Spousal Support (Spousal Maintenance)
To be eligible to receive spousal maintenance, the petitioner must prove that she (1) is a spouse and (2) has met the statutory requirements based on a ten-year marriage or family violence. O’Connor’s Texas Family Law Handbook, 262 (2010). To be eligible to receive spousal maintenance, the petitioner must be a spouse or a putative spouse. Id. In addition, the petitioner must prove one of the two statutory bases under Family Code § 8.061.
(a) Claim based on 10-year marriage. Under Family Code § 8.051(2), the petitioner is eligible to receive spousal maintenance if she proves (1) the marriage lasted ten years or longer, (2) the petitioner lacks sufficient property to meet her minimum reasonable needs, and (3) the petitioner cannot support herself because of her own disability, her child’s disability, or her lack of earning capacity. Id.
(1) Married at least 10 years. The petitioner must establish that she and the respondent have been married for ten years or longer. Id. The ten year period is measured from the date of marriage to the date of trial. Id.
(2) Insufficient property to meet minimum reasonable needs. The petitioner must establish that she lacks sufficient property to provide for her minimum reasonable needs. Id.
(A) Minimum reasonable needs. The minimum reasonable needs for a particular person or family is a fact-specific determination that ordinarily should be made by the trial court. Id. Courts have generally considered a spouse’s ability to pay the following expenses as evidence of meeting the spouse’s minimum reasonable needs: mortgage or rent payments, utility bills, auto payments, insurance (home, medical, and auto), gas, groceries, credit cards, uncovered medical expenses, drugs and medicine, clothing, child care, and transportation costs. Id.
(B) Insufficient property. To determine if a spouse lacks sufficient property to provide for her minimum reasonable needs, courts consider the spouse’s monthly income, the value of any income producing property, and the value of the property awarded to the spouse through the courts division of the marital estate. Id. at 263. The court will then compare the spouse’s projected income with her projected expenses to determine if she can meet her minimum reasonable needs. Id.
(3) Petitioner cannot support self. The petitioner must establish that she cannot support herself because of her own disability, her child’s disability, or her lack of earning capacity. Id.
(A) Petitioner is disabled. To be eligible to receive spousal maintenance, the petitioner can show that she is unable to support herself through appropriate employment because she suffers from an incapacitating physical of mental disability. Id.
(B) Petitioner cares for a disabled child. To be eligible to receive spousal maintenance, the petitioner can show that she is unable to work outside the home because she is the custodian of a child of the marriage who is disabled. Id. at 264. The disabled child can be any age, including an adult child. Id. The disabled child must be a child of the marriage. Id. The disabled child must have a physical or mental disability that requires substantial care and personal supervision. Id.
(C) Lack of earning capacity. To be eligible to receive spousal maintenance, the petitioner can show that she is unable to provide for her minimum reasonable needs because she clearly lacks the earning capacity to provide for herself. Id. The focus is on whether the spouse’s current earning capacity can meet her current minimum reasonable needs. Id. Spousal maintenance under the family code is not allowed unless the petitioner can also show that she has made diligent efforts in either (1) seeking suitable employment or (2) developing the necessary skills to become self-supporting during the pending divorce suit. Id.

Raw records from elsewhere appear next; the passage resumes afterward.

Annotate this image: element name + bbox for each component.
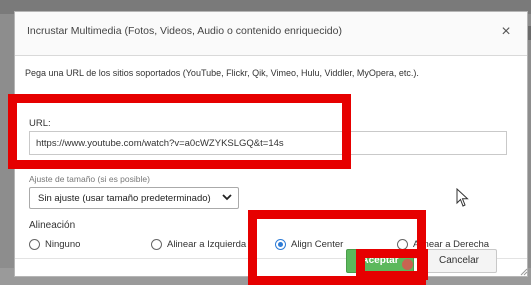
url-label: URL: — [29, 118, 51, 129]
embed-media-dialog: Incrustar Multimedia (Fotos, Videos, Aud… — [14, 11, 528, 277]
radio-align-left[interactable]: Alinear a Izquierda — [151, 237, 246, 251]
radio-button[interactable] — [397, 238, 408, 250]
radio-label: Alinear a Derecha — [413, 238, 490, 250]
radio-label: Alinear a Izquierda — [167, 238, 247, 250]
radio-label: Align Center — [291, 238, 344, 250]
dialog-description: Pega una URL de los sitios soportados (Y… — [25, 68, 419, 78]
close-icon[interactable]: × — [497, 23, 515, 41]
click-indicator — [402, 259, 413, 270]
size-label: Ajuste de tamaño (si es posible) — [29, 174, 150, 184]
cancel-button[interactable]: Cancelar — [421, 249, 497, 273]
radio-button[interactable] — [151, 238, 162, 250]
mouse-pointer-icon — [456, 188, 469, 207]
radio-align-center[interactable]: Align Center — [275, 237, 343, 251]
radio-button[interactable] — [29, 238, 40, 250]
size-select[interactable]: Sin ajuste (usar tamaño predeterminado) — [29, 187, 239, 209]
size-select-value: Sin ajuste (usar tamaño predeterminado) — [38, 193, 211, 204]
chevron-down-icon — [222, 194, 232, 201]
alignment-label: Alineación — [29, 220, 76, 231]
dialog-title: Incrustar Multimedia (Fotos, Videos, Aud… — [27, 25, 342, 37]
dialog-titlebar: Incrustar Multimedia (Fotos, Videos, Aud… — [15, 12, 527, 56]
url-input[interactable] — [29, 131, 507, 155]
radio-button-checked[interactable] — [275, 238, 286, 250]
radio-align-none[interactable]: Ninguno — [29, 237, 80, 251]
resize-grip-icon[interactable] — [520, 268, 528, 276]
radio-label: Ninguno — [45, 238, 81, 250]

(b) Claim based on family violence. Under Family Code § 8.051(1), the petitioner is eligible to receive spousal maintenance if she proves the respondent was convicted of or received deferred adjudication for a criminal offense that constituted an act of family violence. Id. at 264-265. A petitioner seeking maintenance based on family violence is not required to prove she is seeking suitable employment or developing job skills to qualify for maintenance. Id. at 265
(1) Family violence. Family violence includes assault, certain forms of child abuse, and dating violence. Id.
(2) Act occurred within 2 years of suit. The respondent must have been convicted of or received deferred adjudication for a criminal offense constituting an act of family violence that occurred (1) within the two years before the dissolution suit was filed or (2) while the suit has been pending. Id.